Picture a treadmill with a lobster on it, then picture the lobster with a small hand built scuba tank on its back, a 30-gauge needle (hand built thermocouple) in its main artery and a small tube directly in its heart. Consider that all of this instrumentation was also attached to analog to digital converter and then connected into a Macintosh Quadra running SuperScope II.
This setup allowed me to conduct work that had been previously published but using crude, pen-deflection and caliper measured techniques. For one of the first times, I was using digital data and could calculate more accurate cardiac function and respiration in the lobster.
Fast forward 24 years, and I’ve had the opportunity to consult with many different organizations, solving problems in as creative a way as possible. Intellectual curiosity is key to our work – our clients are expecting as much. Building a practice around helping organizations creatively work better together is a dead-on bulls-eye for my background and passions.

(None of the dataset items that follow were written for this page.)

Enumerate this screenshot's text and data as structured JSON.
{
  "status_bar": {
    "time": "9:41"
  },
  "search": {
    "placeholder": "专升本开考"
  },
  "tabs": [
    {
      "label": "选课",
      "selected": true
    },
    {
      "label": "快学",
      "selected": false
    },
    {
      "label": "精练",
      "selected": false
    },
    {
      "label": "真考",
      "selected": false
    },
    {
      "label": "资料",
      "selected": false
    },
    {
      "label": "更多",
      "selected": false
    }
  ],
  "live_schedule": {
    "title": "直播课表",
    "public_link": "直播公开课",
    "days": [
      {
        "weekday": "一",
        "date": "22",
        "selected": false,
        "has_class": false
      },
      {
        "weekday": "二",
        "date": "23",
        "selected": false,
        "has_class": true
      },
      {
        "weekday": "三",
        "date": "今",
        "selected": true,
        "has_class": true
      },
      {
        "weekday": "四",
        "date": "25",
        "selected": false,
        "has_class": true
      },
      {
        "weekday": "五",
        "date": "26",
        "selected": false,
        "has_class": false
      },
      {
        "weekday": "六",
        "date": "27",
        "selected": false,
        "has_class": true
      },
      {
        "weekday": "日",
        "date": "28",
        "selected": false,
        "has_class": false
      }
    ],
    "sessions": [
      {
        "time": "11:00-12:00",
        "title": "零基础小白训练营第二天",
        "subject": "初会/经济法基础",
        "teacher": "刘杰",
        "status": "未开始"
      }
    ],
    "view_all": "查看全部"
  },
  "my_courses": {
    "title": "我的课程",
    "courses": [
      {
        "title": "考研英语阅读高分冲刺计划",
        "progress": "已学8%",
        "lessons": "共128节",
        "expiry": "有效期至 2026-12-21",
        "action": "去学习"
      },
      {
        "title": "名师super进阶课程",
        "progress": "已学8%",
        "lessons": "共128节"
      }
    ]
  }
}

Can you do Portal or Collaboration independently? What observations – through your experience – do you wish more people recognized?
Absolutely, but there’s likely (really good) collaboration already happening within the organization. At some point, however, there will be a need to integrate that collaboration with some type of portal, site or intranet to take full advantage of more technical functions – document sharing, enhanced communication, workflow, etc.
Many companies are adopting flexible working arrangements for their employees. How important is a collaboration strategy in that process?
Flexible working arrangements and the ‘sharing economy’ have become the norm in some areas of the US. A virtual office where employees who are geographically disparate and teams that produce may never see each other are also quite common. For all of these cases, collaboration is critical. Technology, however, is not the solution, and can often impede collaboration. Simply placing a set of tools at the doorsteps of these needs without governance, norms or direction can create friction and lost productivity.
A collaboration strategy, starting with ‘WHAT’ and then moving into the tools and technology is effective. Considering the needs of a flexible working arrangement between three individuals is imperative to select the right tools, rules, and guidance. Understanding how a social feed for a disparate R&D team will work to keep each group involved requires a series of pilots.